American businessman

Thomas Alexander Sperry (July 6, 1864 - September 2, 1913) was the co-founder and the "S" of S&H Green Stamps, together with Shelley Byron Hutchinson of Ypsilanti, Michigan.

==Biography==
Thomas Alexander Sperry was born in Knoxville, Tennessee, on July 6, 1864. He married Kate Major on January 1, 1891.

Sperry's son, also named Thomas, was born in Cranford, New Jersey, in 1898. Sperry also had one other son, Stuart Major, and two daughters, Marjorie and Katherine.

Sperry Sr.'s home in Cranford
was destroyed by a fire in 1912, with the fire causing an estimated $150,000 in damages, including the loss of a number of paintings — many from the Charles W. Morse gallery. Sperry's horse trainer and chauffeur were able to rescue several paintings from the house's music room before they were stopped by flames, including an oil painting of Sperry's son on the horse on which he had won a ribbon the previous day at the Plainfield Horse Show. After a firefighter threw down a painting of Sperry's wife in her wedding gown, Mrs. Sperry was quoted as calling out "Don't save that! Save something worth while."

Sperry died in New York City at the age of 49 on September 2, 1913, of ptomaine poisoning contracted during the return voyage after a two-month trip to Europe. Sperry was brought ashore in a stretcher and his condition was too bad to travel to his home in Cranford.

Katherine Sperry married Walter Beinecke in 1917. His niece, Carrie Sperry, had married Walter's brother, Frederick Beinecke, in 1912. Their son is William Sperry Beinecke. The family donated land in Cranford to the Rahway River Parkway along the Rahway River. Thomas Sperry was involved with real estate businesses and died in Palm Beach, Florida, in 1973. Marjorie Sperry settled in Middletown Township, New Jersey, purchasing the former estate and gardens of mobster Vito Genovese and rehabilitated it, later donating it to the Monmouth County Park System to create Deep Cut Gardens.

==Business==
Together with Hutchinson, Sperry founded the Sperry and Hutchinson Company in 1896. Sperry and Hutchinson started their business in Michigan and became what The New York Times described as "the first independent trading stamp company to distribute stamps and books to merchants". The stamps gained popularity during the early 1900s as the S&H program offered incentives to shoppers, rewarding them for making timely payments in cash, helping to maintain customer loyalty to participating merchants.

S&H Green Stamps had peak popularity during the 1960s; a significant percentage of supermarkets and gasoline stations gave the stamps to customers with their purchases.
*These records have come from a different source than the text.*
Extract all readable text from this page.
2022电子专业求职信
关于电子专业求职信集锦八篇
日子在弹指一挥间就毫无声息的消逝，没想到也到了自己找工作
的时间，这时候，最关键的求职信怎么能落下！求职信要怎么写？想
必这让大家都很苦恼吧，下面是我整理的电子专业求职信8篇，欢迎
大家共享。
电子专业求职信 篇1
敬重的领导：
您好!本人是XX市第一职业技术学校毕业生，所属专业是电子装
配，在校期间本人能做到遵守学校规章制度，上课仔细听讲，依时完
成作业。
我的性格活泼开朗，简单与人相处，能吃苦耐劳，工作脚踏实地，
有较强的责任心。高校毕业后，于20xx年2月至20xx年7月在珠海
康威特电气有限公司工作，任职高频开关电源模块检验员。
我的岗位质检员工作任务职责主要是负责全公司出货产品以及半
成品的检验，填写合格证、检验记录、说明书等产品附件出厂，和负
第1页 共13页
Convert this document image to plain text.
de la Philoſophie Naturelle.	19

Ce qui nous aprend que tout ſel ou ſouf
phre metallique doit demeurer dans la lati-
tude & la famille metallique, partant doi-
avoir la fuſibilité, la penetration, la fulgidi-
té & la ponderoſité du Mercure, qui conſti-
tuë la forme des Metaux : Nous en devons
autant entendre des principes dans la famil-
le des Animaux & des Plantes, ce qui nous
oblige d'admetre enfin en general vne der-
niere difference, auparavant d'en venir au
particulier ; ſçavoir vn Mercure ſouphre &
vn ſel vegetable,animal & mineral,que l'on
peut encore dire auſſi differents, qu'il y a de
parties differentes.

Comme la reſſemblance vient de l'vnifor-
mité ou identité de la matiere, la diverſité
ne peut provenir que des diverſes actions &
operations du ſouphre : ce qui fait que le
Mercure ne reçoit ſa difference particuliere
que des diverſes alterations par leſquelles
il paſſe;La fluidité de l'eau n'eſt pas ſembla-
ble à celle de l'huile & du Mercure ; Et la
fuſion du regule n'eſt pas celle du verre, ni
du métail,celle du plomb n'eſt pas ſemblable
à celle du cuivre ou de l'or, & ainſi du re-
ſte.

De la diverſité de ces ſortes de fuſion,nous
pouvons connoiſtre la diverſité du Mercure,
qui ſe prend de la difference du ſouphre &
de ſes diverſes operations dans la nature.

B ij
The firm had 800 redemption centers nationwide where stamps were traded for products. For a period in the 1960s, the firm was printing more stamps annually than the United States Postal Service.

==Conflict==
In 1921, Hutchinson sued the estate of Thomas A. Sperry in court in Trenton, New Jersey, alleging that Sperry had defrauded Hutchinson of part of his shares in the company, allowing William Miller Sperry, brother of the founder, to gain control of the firm. Hutchinson alleged that he had been cheated out of $5 million as a result of secret dividends that diverted company funds to Sperry.